Homélie du Jour de Noël - 25 décembre 1998

« Le Verbe s’est fait enfant »

par

fr. Benoît-Dominique de La Soujeole

Cette nuit, nous avons célébré la naissance du Sauveur. L’Évangile selon saint Luc a été proclamé nous faisant participer à cet événement à la fois si simple – une mère qui met au monde son fils premier-né – et si mystérieux: cet enfant est le Fils unique de Dieu, Dieu parmi nous et comme nous. Aujourd’hui, la Messe du jour, le prologue de la lettre aux Hébreux et le prologue de l’Évangile selon saint Jean nous invitent au même mystère, mais d’une autre façon, intimement complémentaire. Ces textes sacrés présentent les choses de « l’autre côté » peut-on dire, dans une perspective divine: non pas: cet enfant est Dieu, mais: Dieu s’est fait cet enfant. Au commencement, depuis toujours, existe le Verbe de Dieu, qui est Dieu lui-même, par lequel tout a été créé. Il est Vie et source de toute vie, Lumière principe de toute lumière, et il vient nous communiquer cette Vie et cette Lumière qu’il est depuis toujours.

C’est d’abord le mystère éternel de Dieu que nous somme invités à contempler. Cette plénitude cependant, dès qu’elle veut se communiquer en dehors d’elle-même, se heurte à un triple refus: la Lumière a rencontré les ténèbres, et celles-ci ne l’ont pas reçue; le Créateur est venu dans sa création et celle-ci ne l’a pas reconnu; le Verbe est apparu parmi les siens et les siens ne l’ont pas accueilli. Car Dieu s’est fait chair, il s’est fait homme, et plus précisément, il s’est fait enfant. Mais ceux qui l’ont reçu comme on reçoit un enfant (Mt 18,2 s.), il en fait des enfants de Dieu (Jn 1, 13).

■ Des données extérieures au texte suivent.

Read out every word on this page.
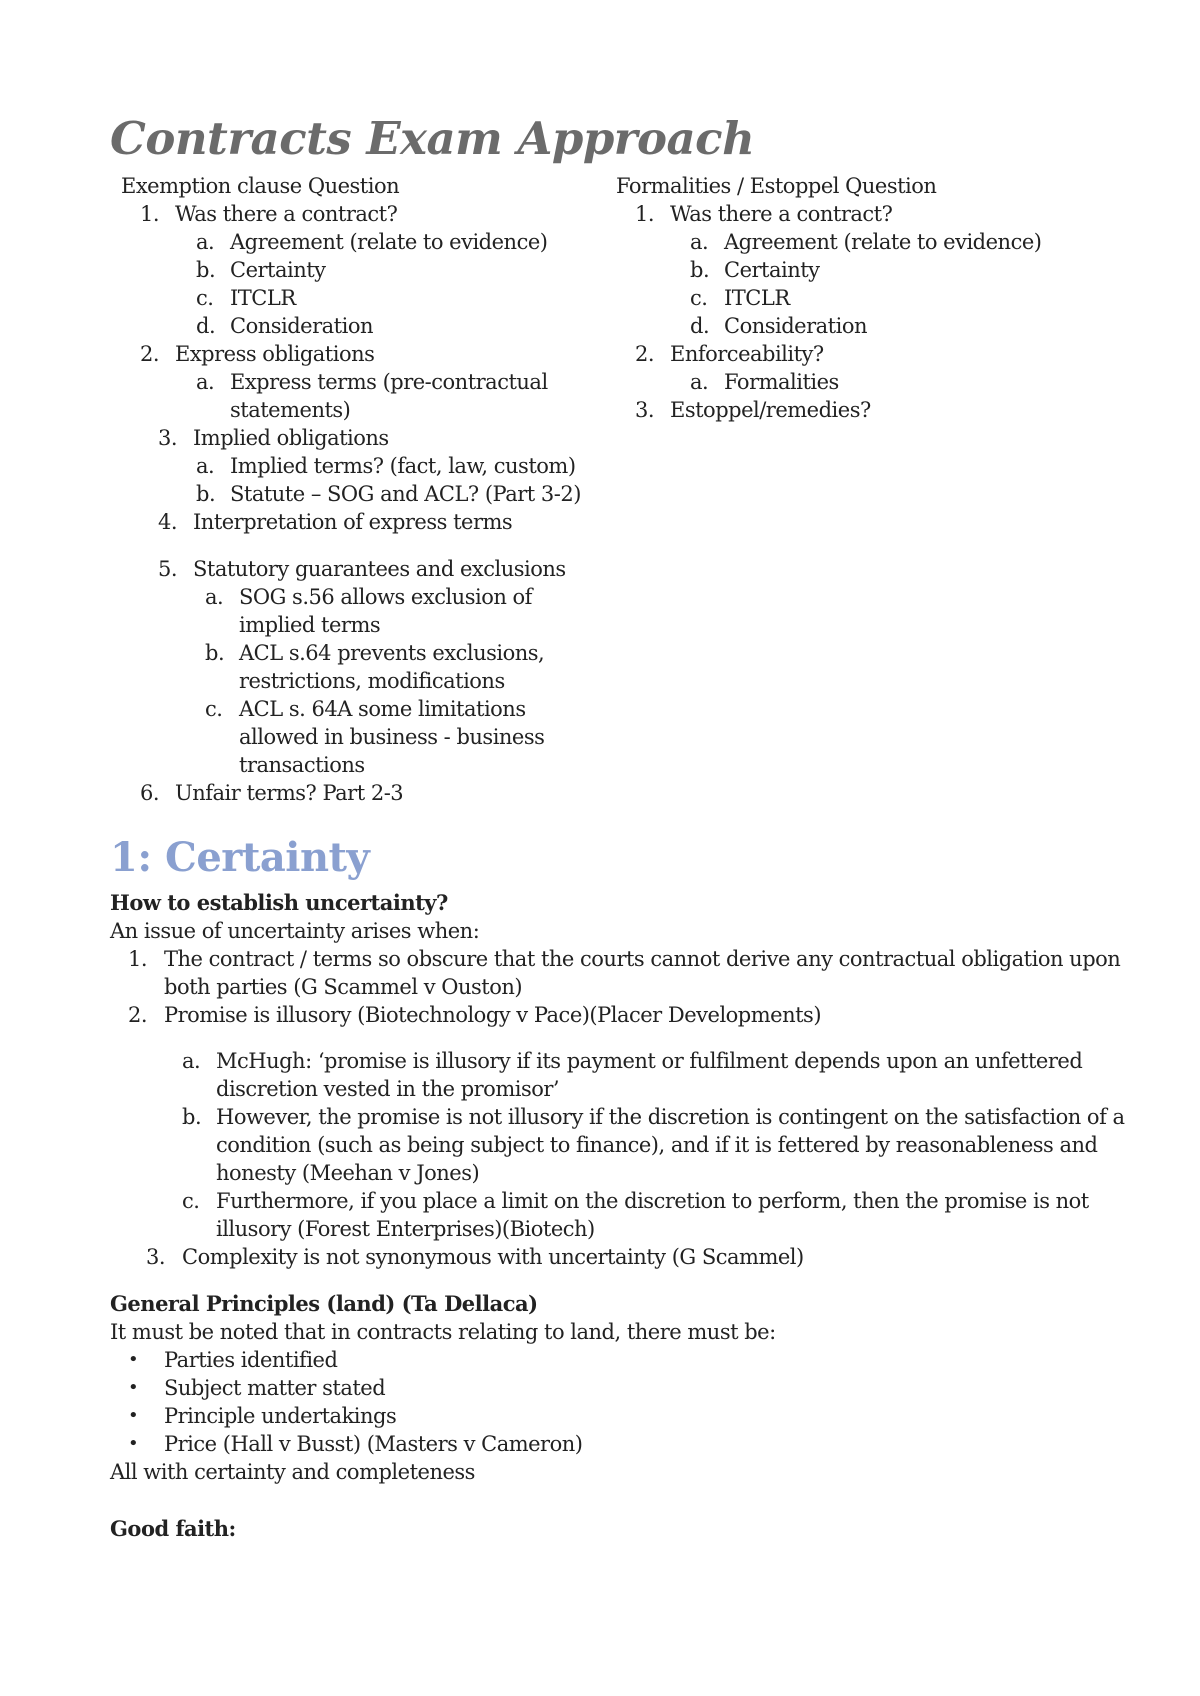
Contracts Exam Approach
Exemption clause Question
1. Was there a contract?
a. Agreement (relate to evidence)
b. Certainty
c. ITCLR
d. Consideration
2. Express obligations
a. Express terms (pre-contractual
statements)
3. Implied obligations
a. Implied terms? (fact, law, custom)
b. Statute – SOG and ACL? (Part 3-2)
4. Interpretation of express terms
5. Statutory guarantees and exclusions
a. SOG s.56 allows exclusion of
implied terms
b. ACL s.64 prevents exclusions,
restrictions, modifications
c. ACL s. 64A some limitations
allowed in business - business
transactions
6. Unfair terms? Part 2-3
Formalities / Estoppel Question
1. Was there a contract?
a. Agreement (relate to evidence)
b. Certainty
c. ITCLR
d. Consideration
2. Enforceability?
a. Formalities
3. Estoppel/remedies?
1: Certainty
How to establish uncertainty?
An issue of uncertainty arises when:
1. The contract / terms so obscure that the courts cannot derive any contractual obligation upon
both parties (G Scammel v Ouston)
2. Promise is illusory (Biotechnology v Pace)(Placer Developments)
a. McHugh: ‘promise is illusory if its payment or fulfilment depends upon an unfettered
discretion vested in the promisor’
b. However, the promise is not illusory if the discretion is contingent on the satisfaction of a
condition (such as being subject to finance), and if it is fettered by reasonableness and
honesty (Meehan v Jones)
c. Furthermore, if you place a limit on the discretion to perform, then the promise is not
illusory (Forest Enterprises)(Biotech)
3. Complexity is not synonymous with uncertainty (G Scammel)
General Principles (land) (Ta Dellaca)
It must be noted that in contracts relating to land, there must be:
• Parties identified
• Subject matter stated
• Principle undertakings
• Price (Hall v Busst) (Masters v Cameron)
All with certainty and completeness
Good faith:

Le mystère de Noël est un mystère d’enfance, Dieu se fait enfant, c’est-à-dire qu’il vient parmi nous dans la petitesse, la confiance et la pauvreté. Ce sont les caractéristiques de tout enfant. Et il ne peut être reçu que par les enfants: si vous ne devenez pas comme de petits enfants, vous ne pourrez pas recevoir l’Enfant-Dieu (Mc 10, 15 s.), car c’est à leurs pareils qu’appartient le Royaume du Père (Lc 18,16). On ne peut recevoir Jésus, lui la vie et la lumière qui ne sont pas de ce monde, qu’en devenant comme lui, petit au regard des grandeurs mondaines, confiant en son Père et non dans les ressources de ce monde, pauvre des biens d’ici-bas mais riche de ce qui vient de Dieu.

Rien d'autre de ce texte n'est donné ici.